Important ideas and structure
Students like to know what they are going to study. As a teacher I would give learners a copy of the prescription because in those days there was a clear outline of the content, important objectives, skills and key terms.
If “big ideas” are to be seen as a basis for the new curriculum, here are some suggestions which also include content coverage. This is not a comprehensive list.
·New Zealand is a nation of immigrants who have arrived at different times.
·The early Pacific Island immigrants were mainly hunters and gatherers who lived as different tribes across the country.
·The tribes were often at war with one another and practiced cannibalism and slavery.
·James Cook and other European explorers made the existence and resources of New Zealand known to the world.
·The 1800 - 1840 musket wars between the native tribes dramatically reduced their population.
·There was no united New Zealand nation before 1840.
·The British reluctantly took on New Zealand as a colony and made a treaty with the native peoples and settlers which was as far-sighted as any in human history.
·There was conflict between the government and a minority of northern and central North Island Maori tribes in the 1840s and 1860s.
·More Maori supported the government in these campaigns than opposed them.
·British and other settlers transformed the landscape and economy to develop farms, industries, infrastructure, towns and cities.
·Gold rushes and immigration schemes increased the country’s population.
·The Liberal government from 1891 passed a range of laws making New Zealand a fairer society.
·A welfare state was started by the Liberals, expanded by the Labour governments from 1935 on and added to by governments after World War Two.
·Two Depressions and World Wars affected all New Zealanders.
·Maori New Zealanders generally benefited greatly for colonization but there have been social problems and economic disparities.
·All ethnic groups have provided inspirational leaders who have contributed to the development of national identity and the reputation of the country.
·Rural – urban drift after World War Two saw thousands of Maori move to the cities.
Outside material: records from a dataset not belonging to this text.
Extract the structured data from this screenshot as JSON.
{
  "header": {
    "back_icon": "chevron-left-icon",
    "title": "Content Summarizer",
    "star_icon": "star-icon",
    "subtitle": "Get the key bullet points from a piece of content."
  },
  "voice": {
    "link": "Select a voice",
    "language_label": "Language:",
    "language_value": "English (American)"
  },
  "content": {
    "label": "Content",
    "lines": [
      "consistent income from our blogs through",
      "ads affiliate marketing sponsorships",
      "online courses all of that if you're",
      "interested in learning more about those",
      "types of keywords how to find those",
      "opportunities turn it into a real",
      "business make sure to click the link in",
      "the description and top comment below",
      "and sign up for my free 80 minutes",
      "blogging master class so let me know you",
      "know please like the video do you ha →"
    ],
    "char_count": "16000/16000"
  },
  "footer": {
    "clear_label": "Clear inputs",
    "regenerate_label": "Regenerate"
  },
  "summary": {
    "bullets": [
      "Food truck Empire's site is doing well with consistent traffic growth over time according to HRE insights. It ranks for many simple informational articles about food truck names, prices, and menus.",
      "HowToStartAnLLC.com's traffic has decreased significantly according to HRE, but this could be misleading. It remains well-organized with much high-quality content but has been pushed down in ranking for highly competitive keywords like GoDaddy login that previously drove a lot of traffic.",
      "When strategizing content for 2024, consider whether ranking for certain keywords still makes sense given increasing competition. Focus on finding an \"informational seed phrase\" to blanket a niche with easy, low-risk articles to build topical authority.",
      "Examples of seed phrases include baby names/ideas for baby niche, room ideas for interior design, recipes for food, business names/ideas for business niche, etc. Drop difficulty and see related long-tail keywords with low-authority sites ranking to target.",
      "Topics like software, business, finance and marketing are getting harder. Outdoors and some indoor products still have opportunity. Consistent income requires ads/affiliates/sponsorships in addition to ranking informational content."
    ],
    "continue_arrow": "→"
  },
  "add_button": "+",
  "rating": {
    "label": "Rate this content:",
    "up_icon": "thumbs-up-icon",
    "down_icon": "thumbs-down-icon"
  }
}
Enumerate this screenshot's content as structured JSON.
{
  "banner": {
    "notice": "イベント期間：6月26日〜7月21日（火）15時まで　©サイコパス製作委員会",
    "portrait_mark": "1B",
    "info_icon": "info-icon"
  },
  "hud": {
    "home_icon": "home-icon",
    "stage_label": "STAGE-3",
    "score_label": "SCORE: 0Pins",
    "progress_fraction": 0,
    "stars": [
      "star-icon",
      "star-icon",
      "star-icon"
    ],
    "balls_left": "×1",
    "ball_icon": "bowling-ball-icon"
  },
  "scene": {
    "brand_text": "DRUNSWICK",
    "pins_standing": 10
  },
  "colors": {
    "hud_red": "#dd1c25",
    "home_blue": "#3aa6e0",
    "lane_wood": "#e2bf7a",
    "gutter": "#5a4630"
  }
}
·Pacific Island and Asian peoples immigrated in large numbers from the 1960s on, enriching New Zealand’s culture and making a significant contribution to the economy.
·New Zealand has had an on-going close relationship with Pacific countries and the wider world involving diplomacy, alliances, military action, trade, sporting and cultural activities, foreign aid and accepting refugees.
What can be done?
If these curriculum proposals become the structure for what future 5-15 children are taught in our schools, the outcome will be a blatant exercise in indoctrination and social engineering. The vast majority of these children are non-Maori and, although the history of the Maori experience over hundreds of years has its place, it should not dominate the coverage of New Zealand history that is taught and learnt.
It is vital that as many people as possible send in submissions to make it plain to the Ministry of Education that what is currently proposed for the Years 1-10 History Curriculum is distorted, unbalanced and unacceptable.
Roger Childs is a retired teacher who taught History, Social Studies and Geography for 40 years.